Oracle amended its lawsuit against SAP on Monday, saying SAP executive board members were warned that its TomorrowNow unit was engaged in corporate theft before SAP bought TomorrowNow.
Oracle sued the German software maker in March 2007, accusing its TomorrowNow software maintenance services business of illegally using customer log-ins to steal copyrighted materials from Oracle's Web site. Oracle said last month the damages it seeks from SAP could top $1 billion.
In an amended court filing that cited internal SAP documents, Oracle said four SAP board members, including current co-chief executive Henning Kagermann, received a confidential document on Jan. 7, 2005, that "made clear TomorrowNow did not operate legally."
It is the first time that Oracle has charged that top executives at rival SAP had knowledge of the corporate theft carried out by TomorrowNow—both before and after the company was acquired by SAP on Jan 19, 2005.
"SAP unlawfully accessed, copied and wrongfully used Oracle's enterprise software applications and software and support materials. It did so with the knowledge and consent of the SAP AG executive board of directors," Oracle said in the complaint filed in the U.S. District Court in San Francisco.
SAP spokesman Saswato Das said his company would respond to the allegations in a legal filing that is due by Sept. 11.
"Our filing is the most appropriate place to respond to Oracle's allegations," Das said. "Ultimately it is the court that will determine the facts and the remedies in this case and we prefer to conduct the discussion through the legal system."
He said that Kagermann was not immediately available for comment. SAP is scheduled to release quarterly results on Tuesday.
SAP said last week that it would shut down TomorrowNow after an unsuccessful bid to sell the company.

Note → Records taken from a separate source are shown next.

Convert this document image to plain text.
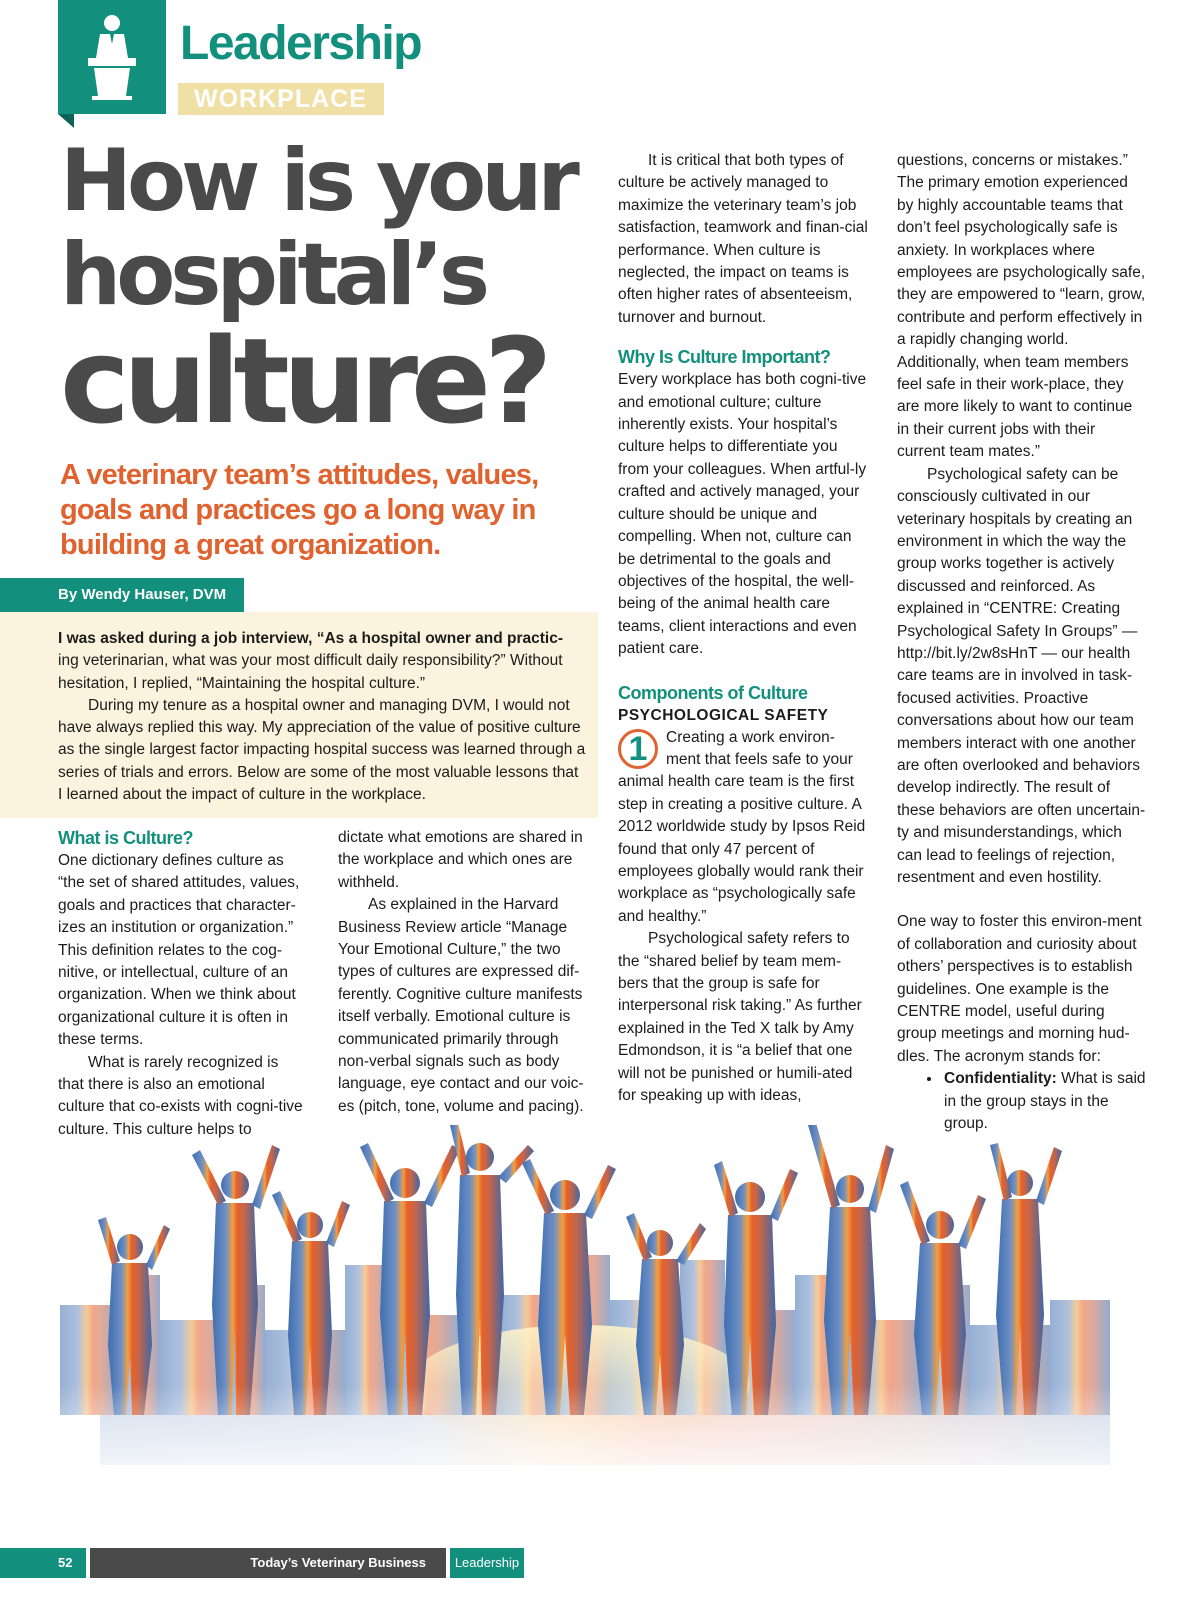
Leadership
WORKPLACE
How is your
hospital’s
culture?
A veterinary team’s attitudes, values, goals and practices go a long way in building a great organization.
By Wendy Hauser, DVM

I was asked during a job interview, “As a hospital owner and practic- ing veterinarian, what was your most difficult daily responsibility?” Without hesitation, I replied, “Maintaining the hospital culture.”

During my tenure as a hospital owner and managing DVM, I would not have always replied this way. My appreciation of the value of positive culture as the single largest factor impacting hospital success was learned through a series of trials and errors. Below are some of the most valuable lessons that I learned about the impact of culture in the workplace.

What is Culture?

One dictionary defines culture as “the set of shared attitudes, values, goals and practices that character-izes an institution or organization.” This definition relates to the cog-nitive, or intellectual, culture of an organization. When we think about organizational culture it is often in these terms.

What is rarely recognized is that there is also an emotional culture that co-exists with cogni-tive culture. This culture helps to

dictate what emotions are shared in the workplace and which ones are withheld.

As explained in the Harvard Business Review article “Manage Your Emotional Culture,” the two types of cultures are expressed dif-ferently. Cognitive culture manifests itself verbally. Emotional culture is communicated primarily through non-verbal signals such as body language, eye contact and our voic-es (pitch, tone, volume and pacing).

It is critical that both types of culture be actively managed to maximize the veterinary team’s job satisfaction, teamwork and finan-cial performance. When culture is neglected, the impact on teams is often higher rates of absenteeism, turnover and burnout.

Why Is Culture Important?

Every workplace has both cogni-tive and emotional culture; culture inherently exists. Your hospital’s culture helps to differentiate you from your colleagues. When artful-ly crafted and actively managed, your culture should be unique and compelling. When not, culture can be detrimental to the goals and objectives of the hospital, the well-being of the animal health care teams, client interactions and even patient care.

Components of Culture
PSYCHOLOGICAL SAFETY

1	Creating a work environ-ment that feels safe to your animal health care team is the first step in creating a positive culture. A 2012 worldwide study by Ipsos Reid found that only 47 percent of employees globally would rank their workplace as “psychologically safe and healthy.”

Psychological safety refers to the “shared belief by team mem-bers that the group is safe for interpersonal risk taking.” As further explained in the Ted X talk by Amy Edmondson, it is “a belief that one will not be punished or humili-ated for speaking up with ideas,

questions, concerns or mistakes.” The primary emotion experienced by highly accountable teams that don’t feel psychologically safe is anxiety. In workplaces where employees are psychologically safe, they are empowered to “learn, grow, contribute and perform effectively in a rapidly changing world. Additionally, when team members feel safe in their work-place, they are more likely to want to continue in their current jobs with their current team mates.”

Psychological safety can be consciously cultivated in our veterinary hospitals by creating an environment in which the way the group works together is actively discussed and reinforced. As explained in “CENTRE: Creating Psychological Safety In Groups” — http://bit.ly/2w8sHnT — our health care teams are in involved in task-focused activities. Proactive conversations about how our team members interact with one another are often overlooked and behaviors develop indirectly. The result of these behaviors are often uncertain-ty and misunderstandings, which can lead to feelings of rejection, resentment and even hostility.

One way to foster this environ-ment of collaboration and curiosity about others’ perspectives is to establish guidelines. One example is the CENTRE model, useful during group meetings and morning hud-dles. The acronym stands for:

• Confidentiality: What is said in the group stays in the group.
52	Today’s Veterinary Business	Leadership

The German company had disclosed in July 2007 that employees of the Texas-based TomorrowNow had made "some inappropriate downloads" of materials from Oracle's website. SAP had said that employees of the parent company did not have access to Oracle's intellectual property.
But Redwood City, California-based Oracle, in its amended complaint which cited court depositions and internal SAP documents, charged that employees of TomorrowNow and its parent company accessed each other's computer systems and shared content via e-mail.
Oracle claimed that one of those systems, SAPnet, allowed employees of the parent to assist in "illegal development efforts" by TomorrowNow.
"At the time Oracle filed its lawsuit, SAP had before it a detailed road map for connecting virtually every piece of the SAP [TomorrowNow] network to the SAP AG network," Oracle said.
TomorrowNow provides technical support for customers using PeopleSoft and JD Edwards software. SAP bought the company in 2005 after Oracle bought PeopleSoft, which in turn had acquired JD Edwards, aiming to persuade PeopleSoft and JD Edwards customers to switch over to SAP's software.
SAP, the world's biggest maker of software that helps companies manages business processes from accounting to manufacturing, said it is working directly with more than 225 TomorrowNow customers to shut down its operations by Oct. 31.